One year later, we assess the road to implementation of this watershed agreement, and our own challenges and opportunities ahead.

On December 23, we will pass the one-year anniversary of the historic passage — adopted by acclamation by 193 countries — of the “New Urban Agenda,” the outcome document of the global Habitat III conference last year. This agreement was a major watershed in international urban development policy — placing human life, health, equity and well-being at the top of urban priorities, and establishing a “new paradigm,” in the words of Secretary-General Joan Clos, in our ways of thinking about, and acting on, cities, towns, and other settlements, for the benefit of all.
A central emphasis in the New Urban Agenda is on livability and quality of life — goals that Portland has been pursuing for many years. Like Portland, the NUA places great emphasis on a well-connected polycentric region; on great walkable streets and public spaces; on transportation choice, including walking, biking, transit and yes, the car (though eliminating car dependency); on sustainable use of energy and resources; on leveraging heritage to build on the beauty of the city, and add to its livability; and on equitable access and expansion of life opportunities for all.
This is what great cities do best — as Jane Jacobs described, it is what a city like New York can do by taking penniless immigrants from Italy or Poland or Ireland, and turning many of them into prosperous middle-class shopkeepers and entrepreneurs and professionals, or, perhaps later, great scientists or artists.

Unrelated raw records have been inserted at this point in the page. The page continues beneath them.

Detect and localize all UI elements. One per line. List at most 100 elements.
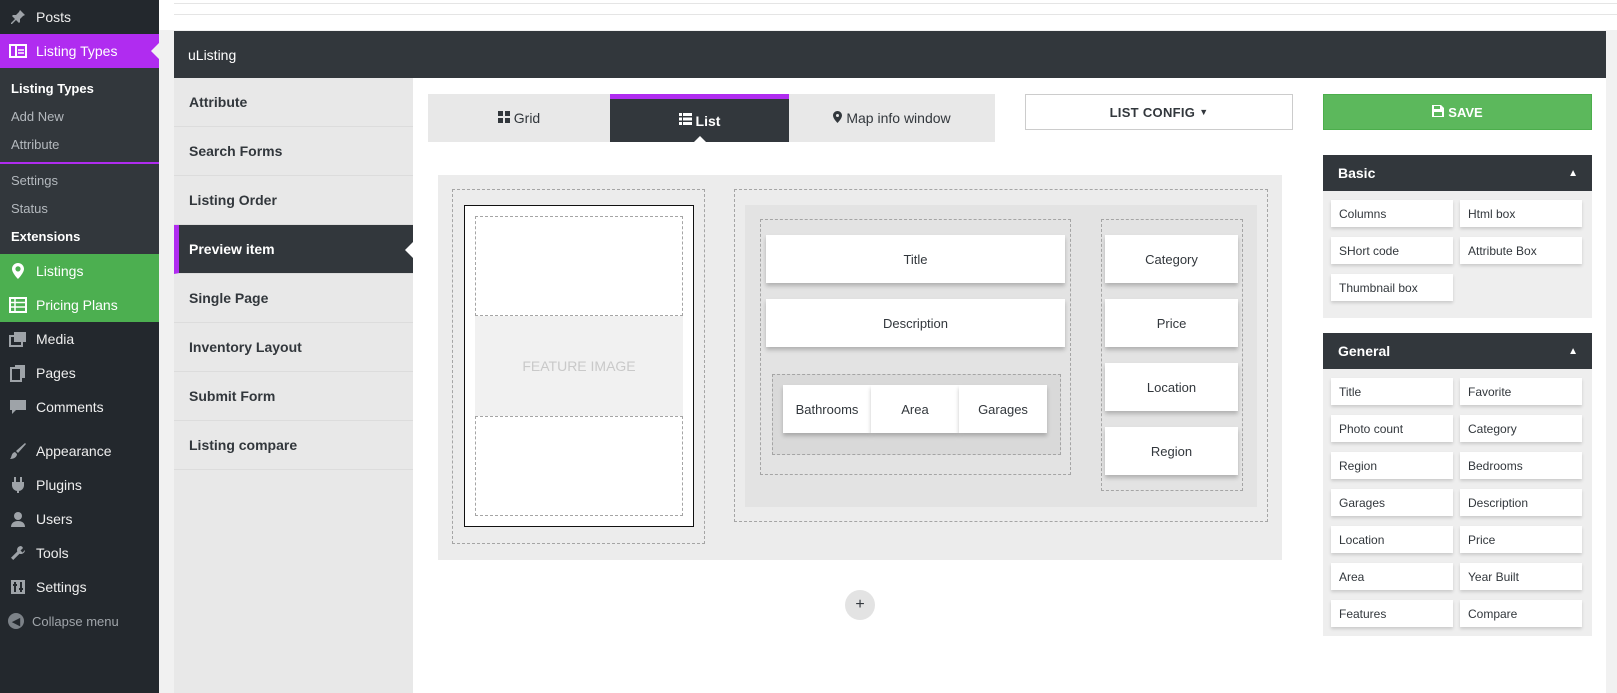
nav-item-listing-order[interactable]: Listing Order (174, 176, 413, 225)
palette-item-attribute-box[interactable]: Attribute Box (1460, 237, 1582, 264)
top-notice-area (159, 0, 1617, 30)
wp-menu-tools-label: Tools (36, 545, 69, 561)
tab-grid-label: Grid (513, 110, 541, 126)
wp-submenu-add-new[interactable]: Add New (0, 102, 159, 130)
wp-menu-media[interactable]: Media (0, 322, 159, 356)
map-marker-icon (8, 261, 28, 281)
palette-item-photo-count[interactable]: Photo count (1331, 415, 1453, 442)
wp-submenu-extensions[interactable]: Extensions (0, 222, 159, 250)
wp-menu-settings[interactable]: Settings (0, 570, 159, 604)
tab-map-info-window[interactable]: Map info window (789, 94, 995, 142)
tab-grid[interactable]: Grid (428, 94, 610, 142)
field-region[interactable]: Region (1105, 427, 1238, 475)
palette-item-html-box[interactable]: Html box (1460, 200, 1582, 227)
list-config-dropdown[interactable]: LIST CONFIG ▼ (1025, 94, 1293, 130)
field-category[interactable]: Category (1105, 235, 1238, 283)
field-title[interactable]: Title (766, 235, 1065, 283)
nav-item-search-forms[interactable]: Search Forms (174, 127, 413, 176)
field-area[interactable]: Area (871, 385, 959, 433)
palette-item-year-built[interactable]: Year Built (1460, 563, 1582, 590)
map-marker-icon (833, 110, 843, 126)
builder-column-right[interactable]: Title Description Bathrooms Area Garages… (734, 189, 1268, 522)
field-location[interactable]: Location (1105, 363, 1238, 411)
wp-menu-tools[interactable]: Tools (0, 536, 159, 570)
collapse-arrow-icon: ◀ (8, 613, 24, 629)
attribute-box[interactable]: Bathrooms Area Garages (772, 374, 1061, 455)
thumbnail-box[interactable]: FEATURE IMAGE (464, 205, 694, 527)
menu-spacer (0, 424, 159, 434)
palette-item-description[interactable]: Description (1460, 489, 1582, 516)
thumbnail-drop-zone-top[interactable] (475, 216, 683, 316)
palette-basic: Basic ▲ Columns Html box SHort code Attr… (1323, 155, 1592, 318)
palette-item-garages[interactable]: Garages (1331, 489, 1453, 516)
wp-submenu-listing-types: Listing Types Add New Attribute (0, 68, 159, 162)
palette-item-location[interactable]: Location (1331, 526, 1453, 553)
wp-submenu-listing-types-item[interactable]: Listing Types (0, 74, 159, 102)
tab-list[interactable]: List (610, 94, 789, 142)
nav-item-inventory-layout[interactable]: Inventory Layout (174, 323, 413, 372)
palette-general-title: General (1338, 343, 1391, 359)
field-price[interactable]: Price (1105, 299, 1238, 347)
wp-menu-listings[interactable]: Listings (0, 254, 159, 288)
wp-submenu-extra: Settings Status Extensions (0, 164, 159, 254)
field-description[interactable]: Description (766, 299, 1065, 347)
divider (174, 3, 1617, 4)
palette-item-title[interactable]: Title (1331, 378, 1453, 405)
wp-menu-plugins-label: Plugins (36, 477, 82, 493)
nav-item-listing-compare[interactable]: Listing compare (174, 421, 413, 470)
palette-item-price[interactable]: Price (1460, 526, 1582, 553)
builder-column-left[interactable]: FEATURE IMAGE (452, 189, 705, 544)
app-header: uListing (174, 31, 1606, 78)
palette-item-columns[interactable]: Columns (1331, 200, 1453, 227)
layout-builder-canvas: FEATURE IMAGE Title Description Bathroom… (438, 175, 1282, 560)
wp-menu-pricing-plans[interactable]: Pricing Plans (0, 288, 159, 322)
builder-drop-zone-side[interactable]: Category Price Location Region (1101, 219, 1243, 491)
grid-icon (497, 110, 510, 126)
nav-item-preview-item[interactable]: Preview item (174, 225, 413, 274)
wp-admin-sidebar: Posts Listing Types Listing Types Add Ne… (0, 0, 159, 693)
add-row-button[interactable]: + (845, 590, 875, 620)
field-bathrooms[interactable]: Bathrooms (783, 385, 871, 433)
palette-item-region[interactable]: Region (1331, 452, 1453, 479)
media-icon (8, 329, 28, 349)
palette-item-category[interactable]: Category (1460, 415, 1582, 442)
nav-item-single-page[interactable]: Single Page (174, 274, 413, 323)
thumbnail-drop-zone-bottom[interactable] (475, 416, 683, 516)
wp-menu-users[interactable]: Users (0, 502, 159, 536)
wp-menu-pages[interactable]: Pages (0, 356, 159, 390)
pin-icon (8, 7, 28, 27)
list-icon (678, 113, 692, 128)
field-garages[interactable]: Garages (959, 385, 1047, 433)
save-button[interactable]: SAVE (1323, 94, 1592, 130)
palette-item-favorite[interactable]: Favorite (1460, 378, 1582, 405)
nav-item-attribute[interactable]: Attribute (174, 78, 413, 127)
wp-menu-users-label: Users (36, 511, 73, 527)
list-config-label: LIST CONFIG (1109, 104, 1196, 120)
palette-general: General ▲ Title Favorite Photo count Cat… (1323, 333, 1592, 636)
wp-submenu-status[interactable]: Status (0, 194, 159, 222)
settings-side-nav: Attribute Search Forms Listing Order Pre… (174, 78, 413, 693)
wp-menu-appearance[interactable]: Appearance (0, 434, 159, 468)
table-icon (8, 295, 28, 315)
wp-menu-posts[interactable]: Posts (0, 0, 159, 34)
palette-basic-header[interactable]: Basic ▲ (1323, 155, 1592, 191)
wp-menu-listing-types[interactable]: Listing Types (0, 34, 159, 68)
builder-drop-zone-main[interactable]: Title Description Bathrooms Area Garages (760, 219, 1071, 475)
wp-menu-comments[interactable]: Comments (0, 390, 159, 424)
nav-item-submit-form[interactable]: Submit Form (174, 372, 413, 421)
palette-item-bedrooms[interactable]: Bedrooms (1460, 452, 1582, 479)
palette-item-thumbnail-box[interactable]: Thumbnail box (1331, 274, 1453, 301)
wp-submenu-settings[interactable]: Settings (0, 166, 159, 194)
palette-item-area[interactable]: Area (1331, 563, 1453, 590)
wp-menu-plugins[interactable]: Plugins (0, 468, 159, 502)
wp-menu-listing-types-label: Listing Types (36, 43, 118, 59)
wp-submenu-attribute[interactable]: Attribute (0, 130, 159, 158)
view-tabs: Grid List Map info window (428, 94, 995, 142)
palette-item-short-code[interactable]: SHort code (1331, 237, 1453, 264)
palette-item-compare[interactable]: Compare (1460, 600, 1582, 627)
wp-menu-settings-label: Settings (36, 579, 87, 595)
palette-general-header[interactable]: General ▲ (1323, 333, 1592, 369)
wp-menu-collapse[interactable]: ◀ Collapse menu (0, 604, 159, 638)
palette-item-features[interactable]: Features (1331, 600, 1453, 627)
layout-icon (8, 41, 28, 61)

Now, however, we are all aware of the failures of cities — for at least some of their residents, and as the evidence shows, ultimately for all of their residents — to provide equitable opportunity for advancement and enjoyment of the city’s multiple benefits. This is a threat for all, because as Luis Bettencourt and others have demonstrated, cities are economic and social networks that get their strength from the number of connections; the more “plugged in” everyone is, the better. But conversely, the more some people and parts of the city are excluded, fragmented, degraded, then the more the city as a whole is dragged down, ultimately spiraling into a condition of economic stagnation and decline — a “dark age ahead” as Jane Jacobs put it.
Portland is struggling with these lessons as much as any city. As we have written about frequently on this blog, there are strategies that can reverse this kind of decline, and catalyze in cities what Jane Jacobs called “the seeds of their own regeneration.” At the same time, there are many dangers in our recent ways of thinking and acting too — as we have also written about — that focus too much on simplistic,”silver bullet” solutions and self-interested “supply-side” thinking.
Yet Portland is clearly a leader in some important areas of the New Urban Agenda, at least by US standards — in coordinated regional planning, integrated transportation and “mixed-modes”, walkable human scale, preserving and building on our own history, and — more an accident of history, perhaps — exhibiting an excellent example of well-connected, walkable urban forms and types.
In that sense, Portland can be an important “test bed” for the New Urban Agenda, as all eyes turn to implementation. How can we share our lessons with other cities, and learn from them as they learn from us? What are our mistakes, and what can we learn from them? What are the tools and strategies that show promise, what have we learned from them, and how can we share them? How can we manage the corrosive forces of global economics and the urban “tragedy of the commons”?
Here is where the biggest challenges remain. How can we change “business as usual” — destructive patterns of inequality, fragmentation, and unsustainable development? How can we create new feedback loops, as Jane Jacobs also advised, to factor in “externalities” like ecological destruction and social exclusion, and provide more financial incentives for creating and sustaining good-quality settlements? How can we reform the current failing “operating system for growth,” by reforming the codes, models, laws, standards, financial incentives and disincentives, and all the other elements that make up our urbanization systems?
And especially, how can we use, and share, our existing knowledge base to do so?
Portland is already operating one of the most helpful laboratories in meeting these global challenges — especially so since practices in the United States are, for better or worse, frequently copied in other parts of the world. We should surely continue to act locally, as we think, and share, more globally. The more connected we are with the efforts of others, the more we can help, and be helped.